Gegen dieses Urteil richtet sich die Revision des Klägers mit dem Antrag, unter Aufhebung der Vorentscheidung und Änderung des angefochtenen Bescheides die streitigen Umsätze in Höhe von ... DM von der Umsatzsteuer freizustellen. Zur Begründung trägt er vor:

Die Bergung von Kies und seine für den Transport notwendige Übernahme auf das Schiff seien Nebenleistungen der Beförderungsleistung. Der Kläger befördere überwiegend Schüttgut, das er mit Hilfe der auf seinen Schiffen montierten Seilzugbagger an Bord nehme und auch wieder lösche. Die Bergung von Kies werde genauso gehandhabt wie das Laden und Löschen von Schüttgut oder anderem Ladegut, das vom Festland zu den Inseln verbracht werde. Das Interesse des Klägers an den hier streitigen Aufträgen liege allein in der Beförderungsleistung; er nehme die Bergung von Kies als Aneignung für Dritte vor, gebrauche ihn selbst nicht, handele auch nicht mit Kies und führe ihn auch nicht auf Vorrat. Er sei lediglich Fuhrunternehmer und transportiere den Kies dahin, wohin seinen Auftraggeber es wünschten. Auch seinen Auftraggebern sei mit der Verschaffung von Besitz und Eigentum an dem herrenlosen Kies im Watt allein nicht gedient. Ihnen komme es entscheidend auf die Verbringung des Kieses in den Hafen an.
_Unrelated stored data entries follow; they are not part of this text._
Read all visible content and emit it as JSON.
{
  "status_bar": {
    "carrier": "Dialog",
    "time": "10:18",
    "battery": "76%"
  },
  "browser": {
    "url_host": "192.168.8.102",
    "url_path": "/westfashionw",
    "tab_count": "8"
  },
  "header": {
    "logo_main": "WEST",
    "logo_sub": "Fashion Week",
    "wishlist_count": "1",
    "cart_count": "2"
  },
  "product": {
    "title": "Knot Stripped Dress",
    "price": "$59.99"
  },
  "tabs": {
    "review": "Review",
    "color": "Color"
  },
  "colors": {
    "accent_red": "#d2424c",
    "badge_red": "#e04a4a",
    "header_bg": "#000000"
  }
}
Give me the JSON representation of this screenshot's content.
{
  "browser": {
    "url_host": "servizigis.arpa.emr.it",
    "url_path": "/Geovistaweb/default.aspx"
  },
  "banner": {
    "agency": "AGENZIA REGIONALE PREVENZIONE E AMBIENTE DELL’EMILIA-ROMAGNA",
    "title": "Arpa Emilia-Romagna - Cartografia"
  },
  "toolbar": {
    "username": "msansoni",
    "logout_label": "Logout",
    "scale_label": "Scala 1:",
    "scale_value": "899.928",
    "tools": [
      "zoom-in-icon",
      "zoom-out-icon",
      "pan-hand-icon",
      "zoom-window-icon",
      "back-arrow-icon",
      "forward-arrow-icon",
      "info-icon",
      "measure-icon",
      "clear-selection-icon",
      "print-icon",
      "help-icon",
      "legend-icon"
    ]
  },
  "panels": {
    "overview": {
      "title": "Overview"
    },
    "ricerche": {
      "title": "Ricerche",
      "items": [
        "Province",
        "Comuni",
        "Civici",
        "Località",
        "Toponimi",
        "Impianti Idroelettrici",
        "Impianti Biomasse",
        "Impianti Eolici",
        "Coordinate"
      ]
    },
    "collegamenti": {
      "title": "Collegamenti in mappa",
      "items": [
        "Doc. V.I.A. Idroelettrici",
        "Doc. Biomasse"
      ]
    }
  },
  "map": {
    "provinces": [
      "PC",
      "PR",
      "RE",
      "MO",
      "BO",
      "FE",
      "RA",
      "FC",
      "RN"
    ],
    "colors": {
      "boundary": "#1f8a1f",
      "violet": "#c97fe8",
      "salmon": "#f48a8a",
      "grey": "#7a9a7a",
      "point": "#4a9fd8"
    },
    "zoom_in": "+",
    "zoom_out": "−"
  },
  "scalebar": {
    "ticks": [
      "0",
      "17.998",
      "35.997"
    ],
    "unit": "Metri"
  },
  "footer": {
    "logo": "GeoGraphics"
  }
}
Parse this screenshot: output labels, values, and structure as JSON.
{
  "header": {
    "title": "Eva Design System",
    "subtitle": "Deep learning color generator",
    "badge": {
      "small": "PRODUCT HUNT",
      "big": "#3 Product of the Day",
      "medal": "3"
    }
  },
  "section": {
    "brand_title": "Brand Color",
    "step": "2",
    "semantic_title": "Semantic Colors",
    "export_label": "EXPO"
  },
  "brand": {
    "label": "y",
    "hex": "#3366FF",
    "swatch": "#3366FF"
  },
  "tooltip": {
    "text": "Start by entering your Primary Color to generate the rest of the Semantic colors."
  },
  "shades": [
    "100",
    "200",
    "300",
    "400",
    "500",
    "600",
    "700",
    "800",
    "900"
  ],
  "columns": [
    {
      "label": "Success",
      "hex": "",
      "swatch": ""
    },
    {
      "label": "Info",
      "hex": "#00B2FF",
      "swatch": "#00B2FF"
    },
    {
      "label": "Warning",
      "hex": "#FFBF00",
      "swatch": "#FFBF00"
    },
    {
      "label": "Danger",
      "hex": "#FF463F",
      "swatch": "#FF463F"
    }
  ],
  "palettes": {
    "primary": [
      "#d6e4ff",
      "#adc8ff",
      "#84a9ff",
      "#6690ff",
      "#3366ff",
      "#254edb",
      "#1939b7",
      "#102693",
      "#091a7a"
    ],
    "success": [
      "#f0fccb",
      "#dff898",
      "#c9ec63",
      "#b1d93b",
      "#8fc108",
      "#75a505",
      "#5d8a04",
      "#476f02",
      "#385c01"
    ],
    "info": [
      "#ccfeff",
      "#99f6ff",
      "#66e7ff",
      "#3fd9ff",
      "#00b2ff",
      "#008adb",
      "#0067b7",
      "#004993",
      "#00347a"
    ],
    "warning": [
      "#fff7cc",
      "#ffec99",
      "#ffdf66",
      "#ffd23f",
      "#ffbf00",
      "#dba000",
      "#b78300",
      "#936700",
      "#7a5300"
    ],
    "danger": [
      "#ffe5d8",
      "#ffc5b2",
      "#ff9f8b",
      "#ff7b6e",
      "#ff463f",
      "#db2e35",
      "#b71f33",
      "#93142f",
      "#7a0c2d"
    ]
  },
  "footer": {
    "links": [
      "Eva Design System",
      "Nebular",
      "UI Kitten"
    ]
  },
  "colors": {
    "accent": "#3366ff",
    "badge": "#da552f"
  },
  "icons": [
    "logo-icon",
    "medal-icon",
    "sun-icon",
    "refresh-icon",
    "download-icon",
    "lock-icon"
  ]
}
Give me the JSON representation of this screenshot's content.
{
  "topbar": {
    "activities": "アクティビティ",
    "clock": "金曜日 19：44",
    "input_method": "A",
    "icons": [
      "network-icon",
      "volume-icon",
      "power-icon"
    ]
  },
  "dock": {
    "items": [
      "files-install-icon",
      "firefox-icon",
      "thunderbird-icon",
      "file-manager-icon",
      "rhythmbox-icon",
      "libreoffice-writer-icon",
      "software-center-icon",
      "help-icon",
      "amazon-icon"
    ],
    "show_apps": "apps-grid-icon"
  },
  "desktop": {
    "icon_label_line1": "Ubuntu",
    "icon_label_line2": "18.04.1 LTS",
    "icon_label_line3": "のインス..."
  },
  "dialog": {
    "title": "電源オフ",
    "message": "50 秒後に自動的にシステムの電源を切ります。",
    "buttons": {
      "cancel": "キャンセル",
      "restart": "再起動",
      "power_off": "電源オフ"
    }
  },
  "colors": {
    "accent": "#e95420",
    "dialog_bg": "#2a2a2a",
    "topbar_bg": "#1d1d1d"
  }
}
Das FA beantragt, die Revision als unbegründet zurückzuweisen.

Entscheidungsgründe

1. Steuerfrei sind nach § 4 Nr. 9 UStG 1951 i. V. m. § 35 Nr. 1 UStDB 1951 Beförderungen auf Wasserstraßen. Die Tätigkeit des Klägers ist nicht steuerfrei i. S. dieser Vorschrift, da die Beförderungsleistung nicht den alleinigen Gegenstand des Umsatzgeschäfts oder -- im Zusammentreffen mit der Bergung von Kies -- eine selbständige Hauptleistung darstellt.

Der Senat hat bereits im Beschluß vom 19. August 1971 V S 10/71 (die Aussetzung der Vollziehung des streitigen Umsatzsteuerbescheides 1965 betreffend) ausgeführt, daß die im BFH-Urteil V 32/63 U beiläufig vertretene Rechtsauffassung über die Bedeutung der Beförderungsleistung bei Vorliegen eines Besitzmittlungsverhältnisses im Zusammenhang mit der Bergung herrenlosen Gutes einer Überprüfung bedürfe, zumal sich im Streitfalle am äußeren Geschehensablauf in der Zeit nach Übersendung der seit März/April 1965 geltenden Geschäftsbedingungen des Klägers gegenüber der Zeit davor nichts geändert habe.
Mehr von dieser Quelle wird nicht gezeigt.